Какой он, отец, Юлиан Озерский? Увидеть бы его поскорее. Только страшно немного: вдруг она ему не понравится? Такая глухая, больная и малообразованная. Не рассказал бы ему этот, из общества, что она сегодня в ресторане устроила. Да все равно: отец есть отец, родная кровь, родители любят своих детей любыми. Жалко, что мама ее умерла. Надо сходить к ней на кладбище, посидеть, поплакать на могилке. Вместе с отцом и сходят, и поплачут – обнимутся и поплачут.
У нее никогда не было отца. И никто еще не умирал. Кроме Мишки. Но Мишка – собака. Любимая собака, но только собака. Мишка умер недавно от старости. Теперь так тоскливо заходить во двор – пустая будка. По нему даже Машка, корова, плакала, когда он умер. Она первая и почувствовала.
На кладбище к маме они с отцом и маму Зою возьмут. И эту Алену, если захочет – только она вряд ли захочет, она, конечно, такая гордая и неприступная, что и не подойди. С Аленой они точно не сойдутся. Про эту Алену даже думать не стоит и в расчет принимать.
Фонари так тускло горят на их улице, темнота, не видно, куда ступаешь. Снег нападал на лед – скользко. И печень никак не отпускает, болит и болит, зараза! Эта Алена все настроение испортила. Она тоже станет ее дразнить, как эти, в раздевалке на фабрике. На себя бы посмотрела!
Собаки разорались за заборами, вот дуры! Мишка никогда попусту не лаял. Оказывается, двенадцать лет – для собаки глубокая старость, как для человека восемьдесят. Они его с мамой в огороде похоронили, за сараями. Теперь будка пустая.
Как грустно, как тошно! Упала. Больно ударила коленку. И колготки наверняка под джинсами порвались. Колготки старые, но все равно жалко. На всем ведь приходится экономить, чтобы машинку купить.

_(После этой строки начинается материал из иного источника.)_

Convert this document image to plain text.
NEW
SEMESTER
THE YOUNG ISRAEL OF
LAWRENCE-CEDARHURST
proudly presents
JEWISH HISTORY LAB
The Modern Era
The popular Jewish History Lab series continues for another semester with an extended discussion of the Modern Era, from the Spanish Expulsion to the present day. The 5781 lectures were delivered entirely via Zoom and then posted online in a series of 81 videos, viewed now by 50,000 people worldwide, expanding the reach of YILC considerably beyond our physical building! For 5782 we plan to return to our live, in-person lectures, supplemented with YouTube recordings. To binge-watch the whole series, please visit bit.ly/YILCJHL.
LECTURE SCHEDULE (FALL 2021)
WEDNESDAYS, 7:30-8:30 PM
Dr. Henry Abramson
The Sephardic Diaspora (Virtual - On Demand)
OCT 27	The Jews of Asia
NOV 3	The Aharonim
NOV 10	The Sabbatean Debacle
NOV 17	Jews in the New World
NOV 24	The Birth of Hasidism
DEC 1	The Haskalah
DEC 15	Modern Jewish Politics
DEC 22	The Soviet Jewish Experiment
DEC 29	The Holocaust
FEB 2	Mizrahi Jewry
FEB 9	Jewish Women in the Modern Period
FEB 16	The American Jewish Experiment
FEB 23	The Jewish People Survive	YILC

А эта Алена пусть не сильно воображает! Если думает, что у нее никого нет, ну, в смысле парня, то очень ошибается. У нее есть парень, да еще такой, что Алене и не снился. В ресторан ведь просто так не приглашают. Кажется, она ему понравилась, сам сказал, что у нее хорошая фигура. Тут уж что да, то да! Фигура у нее в самом деле что надо. Высокая, стройная, длинноногая девушка. И волосы густые, пышные. А аппарат и не виден под прической, если не знать, что она глухая, то и не догадаешься. Завтра они опять встретятся. Жаль только, что не возле проходной.
Плевать на Алену! Плюнуть и растереть! И голову забивать не надо!

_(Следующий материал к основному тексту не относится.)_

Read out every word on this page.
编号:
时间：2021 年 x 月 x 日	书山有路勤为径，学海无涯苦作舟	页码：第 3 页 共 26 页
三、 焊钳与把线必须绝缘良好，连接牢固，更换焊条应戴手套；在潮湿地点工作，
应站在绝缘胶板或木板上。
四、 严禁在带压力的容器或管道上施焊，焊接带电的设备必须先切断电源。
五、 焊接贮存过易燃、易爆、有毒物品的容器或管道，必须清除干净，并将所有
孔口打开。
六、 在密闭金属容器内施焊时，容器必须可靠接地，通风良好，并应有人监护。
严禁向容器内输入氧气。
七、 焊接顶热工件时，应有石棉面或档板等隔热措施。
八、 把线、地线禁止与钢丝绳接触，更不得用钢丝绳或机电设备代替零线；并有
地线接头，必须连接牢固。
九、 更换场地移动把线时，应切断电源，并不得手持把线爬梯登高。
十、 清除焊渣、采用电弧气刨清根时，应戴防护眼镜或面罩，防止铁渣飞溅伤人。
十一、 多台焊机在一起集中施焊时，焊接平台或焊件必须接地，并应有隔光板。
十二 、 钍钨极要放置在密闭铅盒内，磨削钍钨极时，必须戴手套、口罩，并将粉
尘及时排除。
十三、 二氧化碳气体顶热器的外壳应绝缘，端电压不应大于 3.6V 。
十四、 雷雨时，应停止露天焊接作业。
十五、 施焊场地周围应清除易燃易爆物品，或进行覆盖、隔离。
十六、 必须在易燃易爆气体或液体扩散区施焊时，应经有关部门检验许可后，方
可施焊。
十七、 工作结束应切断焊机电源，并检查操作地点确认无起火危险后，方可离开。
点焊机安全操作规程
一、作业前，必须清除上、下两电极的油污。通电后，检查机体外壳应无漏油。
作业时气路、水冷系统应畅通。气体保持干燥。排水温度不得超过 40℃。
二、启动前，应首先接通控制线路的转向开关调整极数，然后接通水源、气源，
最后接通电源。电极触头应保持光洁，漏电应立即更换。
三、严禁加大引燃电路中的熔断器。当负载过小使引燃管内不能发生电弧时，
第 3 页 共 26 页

Теперь у нее есть отец – папа. Они будут ездить к маме на кладбище и еще куда-нибудь ходить: в цирк или в кино. А если он набожный – в церковь. Она сама-то в церковь не ходит, но если он хочет… Она слышала, что все богатые верят в Бога. А еще они купят маме стиральную машину. Это будет сюрприз. Мама с работы вернется, а у них машина стоит, такая, которая сама воду подогревает и белье полощет и выжимает – вешай на веревку готовое!

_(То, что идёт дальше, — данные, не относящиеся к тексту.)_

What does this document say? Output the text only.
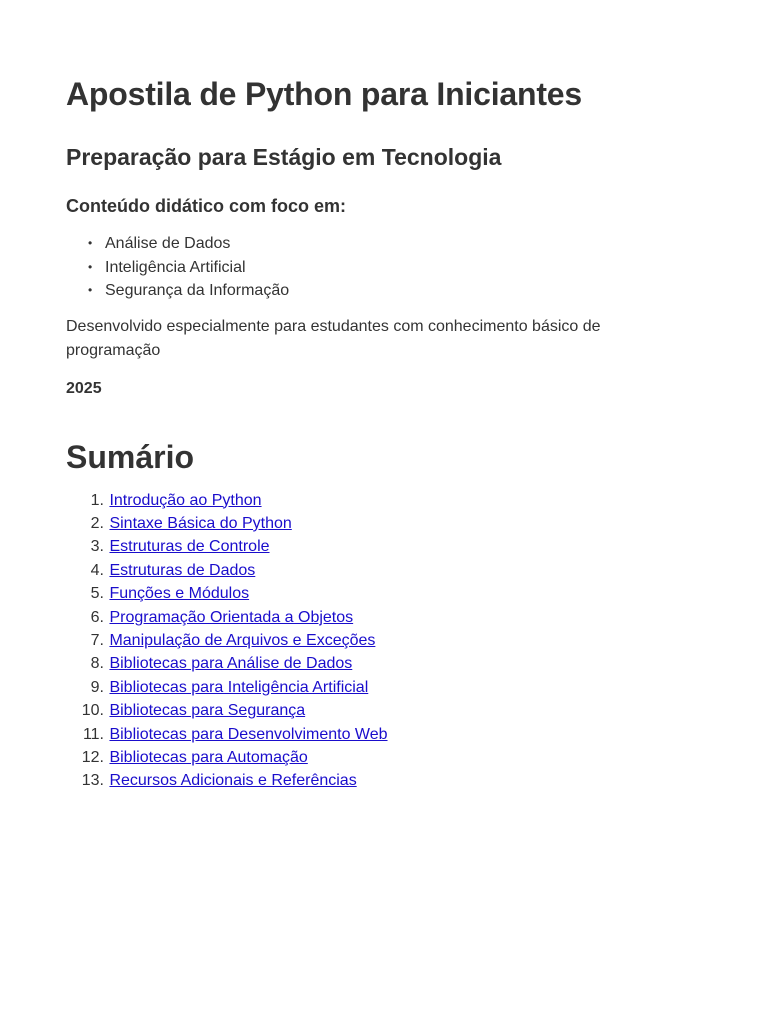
Apostila de Python para Iniciantes
Preparação para Estágio em Tecnologia
Conteúdo didático com foco em:
• Análise de Dados
• Inteligência Artificial
• Segurança da Informação

Desenvolvido especialmente para estudantes com conhecimento básico de programação

2025

Sumário
1.
Introdução ao Python
2.
Sintaxe Básica do Python
3.
Estruturas de Controle
4.
Estruturas de Dados
5.
Funções e Módulos
6.
Programação Orientada a Objetos
7.
Manipulação de Arquivos e Exceções
8.
Bibliotecas para Análise de Dados
9.
Bibliotecas para Inteligência Artificial
10.
Bibliotecas para Segurança
11.
Bibliotecas para Desenvolvimento Web
12.
Bibliotecas para Automação
13.
Recursos Adicionais e Referências
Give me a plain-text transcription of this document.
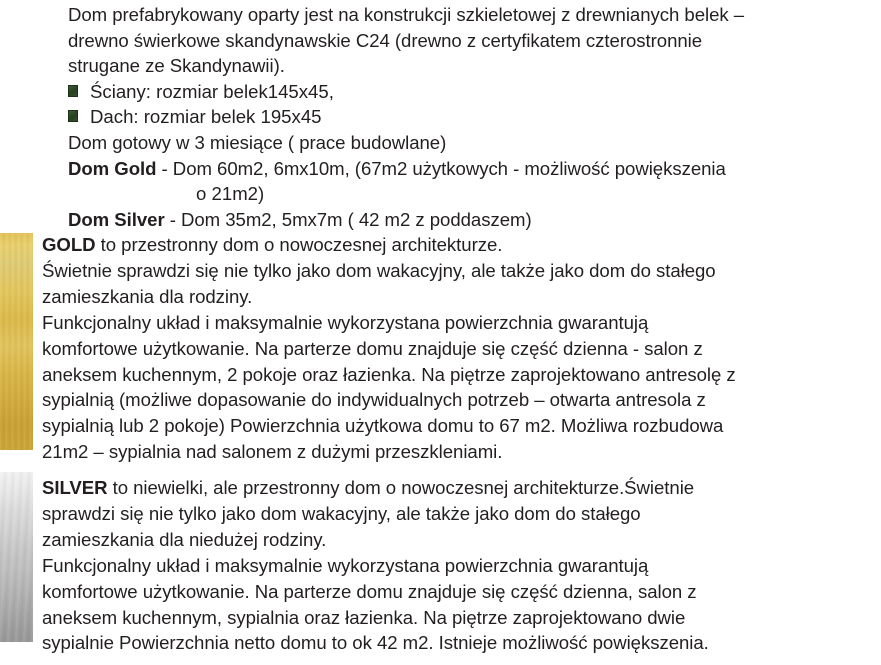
Dom prefabrykowany oparty jest na konstrukcji szkieletowej z drewnianych belek –
drewno świerkowe skandynawskie C24 (drewno z certyfikatem czterostronnie
strugane ze Skandynawii).
Ściany: rozmiar belek145x45,
Dach: rozmiar belek 195x45
Dom gotowy w 3 miesiące ( prace budowlane)
Dom Gold - Dom 60m2, 6mx10m, (67m2 użytkowych - możliwość powiększenia
o 21m2)
Dom Silver - Dom 35m2, 5mx7m ( 42 m2 z poddaszem)
GOLD to przestronny dom o nowoczesnej architekturze.
Świetnie sprawdzi się nie tylko jako dom wakacyjny, ale także jako dom do stałego
zamieszkania dla rodziny.
Funkcjonalny układ i maksymalnie wykorzystana powierzchnia gwarantują
komfortowe użytkowanie. Na parterze domu znajduje się część dzienna - salon z
aneksem kuchennym, 2 pokoje oraz łazienka. Na piętrze zaprojektowano antresolę z
sypialnią (możliwe dopasowanie do indywidualnych potrzeb – otwarta antresola z
sypialnią lub 2 pokoje) Powierzchnia użytkowa domu to 67 m2. Możliwa rozbudowa
21m2 – sypialnia nad salonem z dużymi przeszkleniami.
SILVER to niewielki, ale przestronny dom o nowoczesnej architekturze.Świetnie
sprawdzi się nie tylko jako dom wakacyjny, ale także jako dom do stałego
zamieszkania dla niedużej rodziny.
Funkcjonalny układ i maksymalnie wykorzystana powierzchnia gwarantują
komfortowe użytkowanie. Na parterze domu znajduje się część dzienna, salon z
aneksem kuchennym, sypialnia oraz łazienka. Na piętrze zaprojektowano dwie
sypialnie Powierzchnia netto domu to ok 42 m2. Istnieje możliwość powiększenia.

А шарф завтра же можно купить. В обед заскочить на рынок – он как раз напротив их фабрики. Зеленый! С красной новой курткой будет очень красиво смотреться. Или лучше и шарф и шапку – комплектом, за пятьсот рублей. На свидание к «Матрице» уже во всем новом придет. Придет и скажет: я согласна, знакомьте меня с отцом.
Какой все же у них старый, неказистый дом! Даже в темноте видно, какой он убогий. Калитка на ржавых петлях скрипит так жалобно, словно плачет. Все неухоженное, сразу чувствуется, что в доме нет мужика. Но теперь-то будет: отец Юлиан Озерский починит и покрасит забор, во дворе наведет порядок, с огородом поможет, поставит теплицы. А собаку они новую заведут, породистую.